John Berger, welcome to the show.

Jon Birger

Chris, thanks for having me on the podcast.

Chris Williamson

Talk to me about how you ended up as an authority on the dating market.

Jon Birger

Well, authority may be a bit strong, but- but yeah, th- this is the first question I typically get, which is basically, how the heck did a- a business journalist, a writer for Fortune Magazine ever end up writing a book about dating? And the answer is basically the ... It actually has a lot to do with- with my years at Fortune Magazine. The editorial staff at Fortune was more women than men, but it was one of these things where I couldn't help but notice that most of the men at Fortune were either married, like myself, or involved in long-term relationships. Whereas the women, especially the ones I seemed to know best and I was friends with, they were disproportionately single. And they weren't just single, they had all these dating horror stories and dating histories that- that made no sense to me. Especially since, from my perspective, a lot of them seemed to have way more going for them dating-wise than we guys did. Um, so the- the origin of my first book, Dateanomics, was basically just trying to explain how we got to a world in which dating had become so much easier for men than for women.

Chris Williamson

What was the summary of what you found out during that research?

Jon Birger

So initially, I thought this had something to do with the job markets in- in these really cosmopolitan cities like New York or London or Toronto, LA. Like I thought there was something about the- the industries, the job markets in these cities that was drawing more women, particularly college-educated women, um, to these cities than- than men.

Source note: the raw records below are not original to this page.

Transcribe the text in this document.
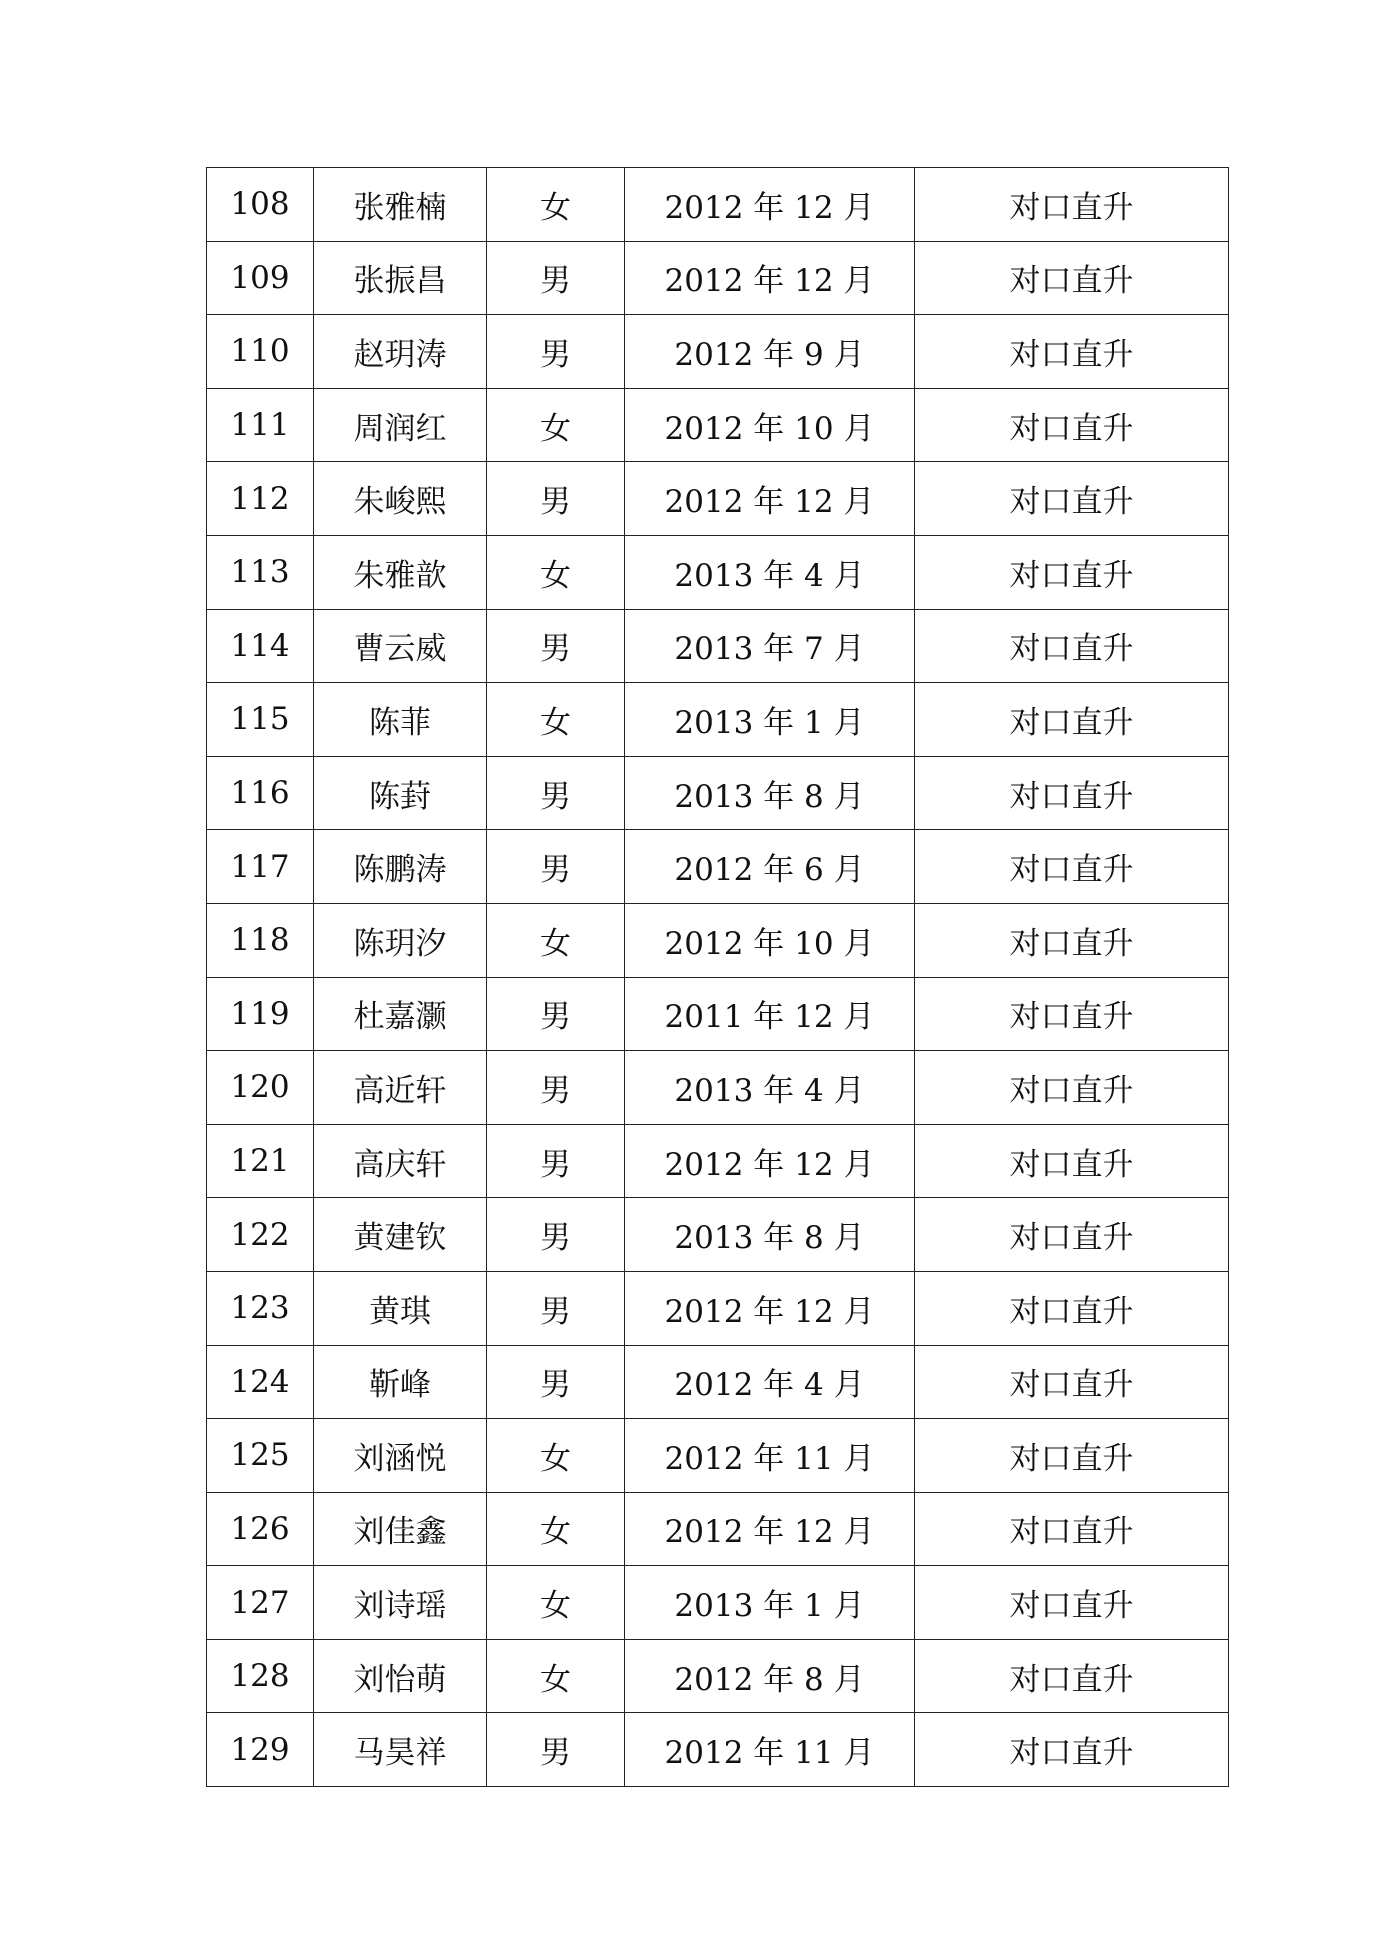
108	张雅楠	女	2012 年 12 月	对口直升
109	张振昌	男	2012 年 12 月	对口直升
110	赵玥涛	男	2012 年 9 月	对口直升
111	周润红	女	2012 年 10 月	对口直升
112	朱峻熙	男	2012 年 12 月	对口直升
113	朱雅歆	女	2013 年 4 月	对口直升
114	曹云威	男	2013 年 7 月	对口直升
115	陈菲	女	2013 年 1 月	对口直升
116	陈葑	男	2013 年 8 月	对口直升
117	陈鹏涛	男	2012 年 6 月	对口直升
118	陈玥汐	女	2012 年 10 月	对口直升
119	杜嘉灏	男	2011 年 12 月	对口直升
120	高近轩	男	2013 年 4 月	对口直升
121	高庆轩	男	2012 年 12 月	对口直升
122	黄建钦	男	2013 年 8 月	对口直升
123	黄琪	男	2012 年 12 月	对口直升
124	靳峰	男	2012 年 4 月	对口直升
125	刘涵悦	女	2012 年 11 月	对口直升
126	刘佳鑫	女	2012 年 12 月	对口直升
127	刘诗瑶	女	2013 年 1 月	对口直升
128	刘怡萌	女	2012 年 8 月	对口直升
129	马昊祥	男	2012 年 11 月	对口直升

And that was- that was my premise for Dateanomics, but it turns out I was wrong. That this is not a- a big city versus small town problem. This is an everywhere issue. So basically, in every Western country and in many non-Western countries as well, over the past 20, 30 years, we've had about one-third more women than men graduate from college or graduate from- from uni as you may call it, you know, overseas (laughs) . Um, uh, and as a result, you end up with a dating pool after college that has, you know, one-third more women than men. And obviously, this wouldn't matter at all if we were more open-minded about whom we date and eventually marry, but at the same time that- that- that this higher education gender imbalance has been- become wider and wider, there's been a- a simultaneous increase in what academics refer to as assortative mating, which is just a fancy way of saying that university grads tend to want to date and marry other university grads.